Het Groenbeleidsplan

Het Groenbeleidsplan (april 2007) geeft richtlijnen voor de inrichting en het beheer van openbaar groen, inclusief bomen en waterpartijen. De gemeente Deventer ligt op de grens van het rivierenlandschap van de IJssel en het Sallandse dekzandlandschap. Deze ligging zorgt voor een enorme biodiversiteit. Allerlei dieren en (zeldzame) planten vinden hun weg in en om de stad. Het Groenbeleidsplan zorgt ervoor dat deze kenmerken en haar biodiversiteit behouden blijven en waar mogelijk versterkt worden.
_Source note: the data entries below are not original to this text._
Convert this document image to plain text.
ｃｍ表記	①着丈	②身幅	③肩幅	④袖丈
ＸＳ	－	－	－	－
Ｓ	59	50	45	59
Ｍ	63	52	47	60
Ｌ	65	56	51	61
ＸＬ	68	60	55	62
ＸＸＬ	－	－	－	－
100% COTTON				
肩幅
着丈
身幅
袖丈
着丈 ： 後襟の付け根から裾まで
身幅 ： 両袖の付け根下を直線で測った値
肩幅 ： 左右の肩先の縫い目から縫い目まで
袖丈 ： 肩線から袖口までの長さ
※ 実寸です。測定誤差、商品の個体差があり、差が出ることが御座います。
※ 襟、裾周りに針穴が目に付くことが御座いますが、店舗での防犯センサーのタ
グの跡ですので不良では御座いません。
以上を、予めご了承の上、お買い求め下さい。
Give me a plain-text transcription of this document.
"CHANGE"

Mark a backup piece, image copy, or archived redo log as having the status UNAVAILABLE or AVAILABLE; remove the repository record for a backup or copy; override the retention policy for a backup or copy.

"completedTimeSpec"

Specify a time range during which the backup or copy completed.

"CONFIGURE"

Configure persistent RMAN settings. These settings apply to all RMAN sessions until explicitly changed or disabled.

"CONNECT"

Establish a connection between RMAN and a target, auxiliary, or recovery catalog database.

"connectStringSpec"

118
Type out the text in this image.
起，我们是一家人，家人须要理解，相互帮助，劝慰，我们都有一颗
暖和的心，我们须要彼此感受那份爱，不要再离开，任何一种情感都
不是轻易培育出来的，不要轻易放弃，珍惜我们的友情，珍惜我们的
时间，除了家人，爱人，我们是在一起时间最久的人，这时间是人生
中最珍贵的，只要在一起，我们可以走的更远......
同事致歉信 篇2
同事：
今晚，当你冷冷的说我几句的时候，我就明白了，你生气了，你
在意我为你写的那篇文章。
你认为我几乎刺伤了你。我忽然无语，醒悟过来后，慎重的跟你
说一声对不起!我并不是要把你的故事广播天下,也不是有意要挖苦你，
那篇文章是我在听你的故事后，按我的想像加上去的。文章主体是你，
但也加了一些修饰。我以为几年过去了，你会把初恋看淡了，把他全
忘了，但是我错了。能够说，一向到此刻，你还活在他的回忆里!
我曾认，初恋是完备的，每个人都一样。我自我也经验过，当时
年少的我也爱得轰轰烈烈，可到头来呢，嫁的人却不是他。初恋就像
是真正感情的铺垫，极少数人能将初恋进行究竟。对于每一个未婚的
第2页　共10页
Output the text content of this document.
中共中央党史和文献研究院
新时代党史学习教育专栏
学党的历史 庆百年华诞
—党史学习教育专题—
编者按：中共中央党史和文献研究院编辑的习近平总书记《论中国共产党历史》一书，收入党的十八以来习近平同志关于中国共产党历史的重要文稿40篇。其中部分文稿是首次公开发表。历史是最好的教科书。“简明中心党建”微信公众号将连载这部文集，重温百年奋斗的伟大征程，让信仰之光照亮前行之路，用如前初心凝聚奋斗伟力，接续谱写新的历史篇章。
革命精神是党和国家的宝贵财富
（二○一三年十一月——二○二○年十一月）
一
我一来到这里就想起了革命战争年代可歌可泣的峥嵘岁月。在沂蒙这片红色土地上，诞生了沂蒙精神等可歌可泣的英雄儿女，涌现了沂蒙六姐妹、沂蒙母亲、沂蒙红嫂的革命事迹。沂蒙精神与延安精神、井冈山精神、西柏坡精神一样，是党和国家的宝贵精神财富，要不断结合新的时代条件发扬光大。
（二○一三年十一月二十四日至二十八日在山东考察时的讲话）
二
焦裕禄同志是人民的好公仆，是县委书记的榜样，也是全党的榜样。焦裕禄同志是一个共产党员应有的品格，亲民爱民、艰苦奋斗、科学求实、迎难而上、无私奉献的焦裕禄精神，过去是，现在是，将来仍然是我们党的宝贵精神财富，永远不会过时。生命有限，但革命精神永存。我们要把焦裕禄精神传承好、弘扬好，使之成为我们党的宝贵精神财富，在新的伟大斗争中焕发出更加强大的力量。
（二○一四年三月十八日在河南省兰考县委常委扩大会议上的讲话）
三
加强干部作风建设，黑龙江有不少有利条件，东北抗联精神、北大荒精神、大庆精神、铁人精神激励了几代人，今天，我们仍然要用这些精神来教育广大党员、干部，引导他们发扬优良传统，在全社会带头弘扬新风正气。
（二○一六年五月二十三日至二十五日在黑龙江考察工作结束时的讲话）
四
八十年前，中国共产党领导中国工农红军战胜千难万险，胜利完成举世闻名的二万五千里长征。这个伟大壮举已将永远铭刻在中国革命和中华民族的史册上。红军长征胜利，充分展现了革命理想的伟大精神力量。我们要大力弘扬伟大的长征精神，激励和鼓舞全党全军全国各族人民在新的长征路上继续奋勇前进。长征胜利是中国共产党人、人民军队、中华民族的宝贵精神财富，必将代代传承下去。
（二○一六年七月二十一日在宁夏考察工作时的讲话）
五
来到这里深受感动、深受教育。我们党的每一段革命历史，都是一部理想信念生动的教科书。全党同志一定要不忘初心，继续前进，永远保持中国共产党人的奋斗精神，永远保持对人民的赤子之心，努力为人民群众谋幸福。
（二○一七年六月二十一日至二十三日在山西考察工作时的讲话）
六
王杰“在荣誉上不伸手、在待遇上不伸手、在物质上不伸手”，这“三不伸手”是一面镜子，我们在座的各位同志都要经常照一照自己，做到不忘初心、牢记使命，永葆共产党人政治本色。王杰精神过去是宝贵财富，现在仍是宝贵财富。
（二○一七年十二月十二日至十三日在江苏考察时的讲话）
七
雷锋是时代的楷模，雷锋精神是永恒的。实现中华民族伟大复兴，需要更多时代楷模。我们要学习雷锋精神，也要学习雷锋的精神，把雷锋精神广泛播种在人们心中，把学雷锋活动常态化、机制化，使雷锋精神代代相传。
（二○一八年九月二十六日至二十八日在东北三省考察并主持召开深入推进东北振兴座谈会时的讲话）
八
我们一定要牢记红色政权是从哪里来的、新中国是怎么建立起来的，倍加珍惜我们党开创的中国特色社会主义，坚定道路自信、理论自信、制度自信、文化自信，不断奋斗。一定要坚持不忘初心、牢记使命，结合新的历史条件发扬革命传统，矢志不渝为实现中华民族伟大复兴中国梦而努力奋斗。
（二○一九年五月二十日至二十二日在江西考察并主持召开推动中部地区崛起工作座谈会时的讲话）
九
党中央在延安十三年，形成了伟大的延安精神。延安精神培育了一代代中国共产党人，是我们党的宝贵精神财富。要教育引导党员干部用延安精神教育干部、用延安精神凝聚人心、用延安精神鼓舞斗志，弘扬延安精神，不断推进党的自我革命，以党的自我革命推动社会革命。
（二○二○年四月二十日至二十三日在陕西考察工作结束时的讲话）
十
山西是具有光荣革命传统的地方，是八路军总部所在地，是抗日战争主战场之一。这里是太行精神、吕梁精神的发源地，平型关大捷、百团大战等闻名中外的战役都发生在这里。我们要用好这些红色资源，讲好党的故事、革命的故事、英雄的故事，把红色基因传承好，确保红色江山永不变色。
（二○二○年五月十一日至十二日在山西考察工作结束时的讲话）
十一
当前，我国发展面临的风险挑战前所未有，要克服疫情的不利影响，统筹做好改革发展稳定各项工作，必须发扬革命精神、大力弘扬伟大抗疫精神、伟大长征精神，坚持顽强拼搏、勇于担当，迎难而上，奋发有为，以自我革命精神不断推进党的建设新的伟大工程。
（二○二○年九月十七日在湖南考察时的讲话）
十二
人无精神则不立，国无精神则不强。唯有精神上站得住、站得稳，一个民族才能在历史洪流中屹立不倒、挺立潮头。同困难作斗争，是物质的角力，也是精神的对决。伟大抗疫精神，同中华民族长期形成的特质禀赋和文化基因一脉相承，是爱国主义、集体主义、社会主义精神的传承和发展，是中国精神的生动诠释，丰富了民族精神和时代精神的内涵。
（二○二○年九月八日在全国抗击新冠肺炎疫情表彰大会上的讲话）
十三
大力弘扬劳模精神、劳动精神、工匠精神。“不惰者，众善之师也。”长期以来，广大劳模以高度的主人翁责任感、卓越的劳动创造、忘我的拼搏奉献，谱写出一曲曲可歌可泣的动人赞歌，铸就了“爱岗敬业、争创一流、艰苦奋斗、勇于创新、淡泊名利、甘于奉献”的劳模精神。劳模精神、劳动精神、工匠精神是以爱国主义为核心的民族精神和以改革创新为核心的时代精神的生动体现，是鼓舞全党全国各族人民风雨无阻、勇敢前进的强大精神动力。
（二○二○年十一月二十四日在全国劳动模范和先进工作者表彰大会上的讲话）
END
Om in de komende jaren verantwoorde keuzes te kunnen maken is in het groenbeleidsplan een visie op het groen (wat willen we bereiken) verwoord en zijn concrete ambities gedefinieerd.

De groenvisie is: "De gemeente Deventer streeft naar een gevarieerd aanbod van betekenisvol en aantrekkelijk groen. Ze doet dit door in te spelen op de verschillen in ligging, omvang, functie, historische betekenis en gebruikswensen. Dit leidt tot omgevingsbewust ontwerpen en vervolgens tot ontwerpbewust beheren".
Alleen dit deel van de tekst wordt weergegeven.